Fotografía CNN Español

Fotografía CNN Español

La final del US Open, celebrada hace unos días, ha estado marcada por un sinfín de reacciones a la actitud de Serena Williams tras la amonestación que le impuso el juez de silla, después de tres advertencias por incumplir las normas del juego. La campeona olímpica, perdió los nervios, destrozó la raqueta e insultó al árbitro, achacando que su represalia era por ser mujer, y que si hubiera sido un hombre no le habrían castigado de igual forma. Más allá de la escena, que no tardó en ser portada de todos los medios, debemos pararnos a pensar en el doble debate que ha surgido a raíz de la disputa. Por un lado, ¿se puede justificar la derrota con un ataque contra ella por ser mujer? ¿Todo vale tras la capa de feminismo, tan utilizada hoy en día para justificar cualquier situación? Serena convirtió una excusa de su derrota en una bandera del feminismo. Las amonestaciones del árbitro, ajustadas a las normas, pasan a clasificarse como un ataque sexista. Justificar lo injustificable. Las opiniones respecto a este hecho no se han hecho esperar, y han sido varias las asociaciones y representantes feministas que no han apoyado esa adjudicación como ataque machista. Incluso, varias apuntan a que ese tipo de apropiaciones, lejos de ayudar al movimiento, lo alejan de sus razones y pierden credibilidad.
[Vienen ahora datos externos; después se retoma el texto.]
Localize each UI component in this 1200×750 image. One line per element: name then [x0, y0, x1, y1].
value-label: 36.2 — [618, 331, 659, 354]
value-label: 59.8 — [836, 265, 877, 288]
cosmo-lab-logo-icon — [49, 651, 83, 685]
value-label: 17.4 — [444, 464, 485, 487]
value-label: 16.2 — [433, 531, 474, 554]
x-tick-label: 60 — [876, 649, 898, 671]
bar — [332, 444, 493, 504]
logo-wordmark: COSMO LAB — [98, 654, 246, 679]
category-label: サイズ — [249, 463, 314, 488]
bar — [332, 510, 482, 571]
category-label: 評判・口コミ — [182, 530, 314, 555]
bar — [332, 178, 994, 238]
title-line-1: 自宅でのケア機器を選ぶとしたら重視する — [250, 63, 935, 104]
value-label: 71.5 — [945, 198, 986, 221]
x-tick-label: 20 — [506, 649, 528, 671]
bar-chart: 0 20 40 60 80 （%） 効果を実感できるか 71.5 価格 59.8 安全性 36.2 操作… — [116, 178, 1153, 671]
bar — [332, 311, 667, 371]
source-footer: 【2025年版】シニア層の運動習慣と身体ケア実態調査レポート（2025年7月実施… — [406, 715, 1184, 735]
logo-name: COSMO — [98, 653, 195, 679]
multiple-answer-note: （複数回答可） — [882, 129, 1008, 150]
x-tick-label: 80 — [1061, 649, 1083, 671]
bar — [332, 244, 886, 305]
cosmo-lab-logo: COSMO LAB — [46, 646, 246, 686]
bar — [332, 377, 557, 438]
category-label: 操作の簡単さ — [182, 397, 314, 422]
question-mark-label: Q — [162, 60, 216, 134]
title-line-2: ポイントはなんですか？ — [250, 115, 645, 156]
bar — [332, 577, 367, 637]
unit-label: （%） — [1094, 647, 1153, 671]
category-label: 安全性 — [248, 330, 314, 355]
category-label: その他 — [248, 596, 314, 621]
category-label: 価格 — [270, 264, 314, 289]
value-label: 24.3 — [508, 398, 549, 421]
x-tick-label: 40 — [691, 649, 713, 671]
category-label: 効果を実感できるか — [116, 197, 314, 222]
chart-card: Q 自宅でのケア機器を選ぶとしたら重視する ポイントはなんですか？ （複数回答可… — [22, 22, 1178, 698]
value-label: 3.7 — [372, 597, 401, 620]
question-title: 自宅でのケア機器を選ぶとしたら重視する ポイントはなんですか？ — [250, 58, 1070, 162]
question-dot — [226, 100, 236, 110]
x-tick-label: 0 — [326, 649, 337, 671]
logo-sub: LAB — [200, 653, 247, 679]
Por otra parte, pensemos en el deplorable ejemplo que da a todos sus admiradores. ¿Se puede justificar su actitud y sus formas? ¿Todo vale, insultar, gritar o romper, cuando no se sale siempre vencedor? Una estrella como ella, a nivel mundial, modelo para muchos jóvenes, y que ante una derrota se queja a los de su alrededor, en vez de felicitar y reconocer el mérito del adversario, es lo que nuestros jóvenes están percibiendo. Es lo que la sociedad en la que vivimos normaliza cada vez más, evitando la responsabilidad, evadiendo el compromiso y no queriendo asumir las consecuencias. Hoy se busca la igualdad a través de la imitación, pero en lugar de imitar por lo alto, de querer ser igual en las virtudes, en lo positivo, estamos igualando por abajo, por la justificación de no tener que esforzarnos más, de dejarnos llevar por si otros lo hacen, de querer ser grandes personajes pero sin tener que luchar para ello. Vivamos sin la necesidad de buscar excusas a nuestros fracasos. Aceptar los errores y rectificar de cara al futuro es el mejor camino para ser verdaderamente grandes.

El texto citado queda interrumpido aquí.